Computer-aided inspection and quality-control techniques mean that products can be inspected at every stage during the manufacturing process without the need for costly and time-intensive physical models. This digital twin approach combines manufacturing with advances such as the IoT and cloud computing. Importantly, this saves both cost and design time, as smart manufacturing becomes more adaptive, responsive, and predictive.
Digitally driven manufacturing established with digital twin technology allows manufacturers to manage co-evolving and bi-directional information mappings between the physical products and their digital representations in real time. This opens the door for deep cyber-physical integration.
Predictive maintenance has replaced both retrospective and preventive maintenance. It also paves the way for precision maintenance. Digital twin supports maintenance using five technologies: data collection, data modelling, twin data application, AI, and human–computer interaction. Intelligent maintenance involves damage perception, evolution, and prediction models, combined with diagnosis and decision intelligence. Extending this to intelligent lifetime maintenance means incorporating big data, AI, and diagnostics. In addition to improved efficiency, automatic verification systems employing intelligent operation and maintenance technology can have social and economic benefits too. The researchers show how applying intelligent technologies including AI, augmented reality, and robotics, together with online monitoring can considerably reduce both the operation and maintenance costs of large machinery, turbines, and power stations. These cases highlight the need for predictive maintenance solutions that combine augmented reality with digital twins.
Digital twin-based maintenance replaces the dependence on downtime inspection maintenance decisions with a combination of simulation and online testing. It is not simply a simulation, however, as consideration must be given to the underlying technological innovations, such as digital model building and high-fidelity sensing technology.
Through their detailed investigation of design–manufacturing–maintenance digital twins, Zhu, Xuan and colleagues demonstrate that this offers a practical solution for integrating design, manufacturing, and maintenance throughout a product’s entire life span.
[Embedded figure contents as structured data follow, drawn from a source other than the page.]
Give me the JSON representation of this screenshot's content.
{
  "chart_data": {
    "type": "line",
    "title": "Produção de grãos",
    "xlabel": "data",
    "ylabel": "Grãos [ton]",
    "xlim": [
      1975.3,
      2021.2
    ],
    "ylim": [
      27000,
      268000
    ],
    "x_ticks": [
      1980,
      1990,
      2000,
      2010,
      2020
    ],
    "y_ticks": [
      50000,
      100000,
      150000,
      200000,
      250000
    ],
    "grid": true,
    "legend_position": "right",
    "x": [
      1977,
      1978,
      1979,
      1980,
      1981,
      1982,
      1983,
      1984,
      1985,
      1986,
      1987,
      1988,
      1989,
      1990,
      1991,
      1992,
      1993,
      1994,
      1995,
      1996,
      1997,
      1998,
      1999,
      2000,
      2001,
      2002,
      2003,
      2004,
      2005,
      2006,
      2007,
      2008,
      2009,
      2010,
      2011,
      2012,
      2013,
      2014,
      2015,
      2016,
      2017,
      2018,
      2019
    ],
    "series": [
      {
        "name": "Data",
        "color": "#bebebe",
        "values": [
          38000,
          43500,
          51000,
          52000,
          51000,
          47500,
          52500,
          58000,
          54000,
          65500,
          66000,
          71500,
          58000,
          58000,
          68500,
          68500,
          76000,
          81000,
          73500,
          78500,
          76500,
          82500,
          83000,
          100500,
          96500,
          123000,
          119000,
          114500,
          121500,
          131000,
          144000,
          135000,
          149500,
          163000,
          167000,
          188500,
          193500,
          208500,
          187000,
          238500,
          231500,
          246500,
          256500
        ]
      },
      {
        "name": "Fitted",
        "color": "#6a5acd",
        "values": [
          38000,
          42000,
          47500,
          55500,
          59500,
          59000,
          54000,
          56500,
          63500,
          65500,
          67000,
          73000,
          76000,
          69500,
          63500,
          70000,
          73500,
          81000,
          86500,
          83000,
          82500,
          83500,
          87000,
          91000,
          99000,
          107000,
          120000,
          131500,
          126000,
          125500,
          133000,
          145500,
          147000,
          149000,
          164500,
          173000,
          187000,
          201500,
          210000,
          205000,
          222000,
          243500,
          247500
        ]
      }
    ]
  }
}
The researchers also identify key challenges that must be overcome to advance the integration of design-manufacturing-maintenance based on digital twin technology.
Moving forward, the researchers envisage the development of a framework for combining physical and virtual information. This platform will offer a more precise design, manufacturing that is free of defects, smarter maintenance, and superior sensing technology.
Personal ResponseWhat has been the most rewarding outcome of this research so far and what plans do you have to further develop your work on digital twin technology?
This work proposes a conceptual digital twin model for the integration of design-manufacturing-maintenance. In the years ahead, the research group will focus on data science, advanced sensing and perception, artificial intelligence in structural integrity, modelling of digital twin with design, manufacturing and maintenance cross-linked. This will fulfil the development of engineering equipment with high performance, longer lifetime, and the best reliability, and to realise a more intelligent, safe and sustainable industry and life.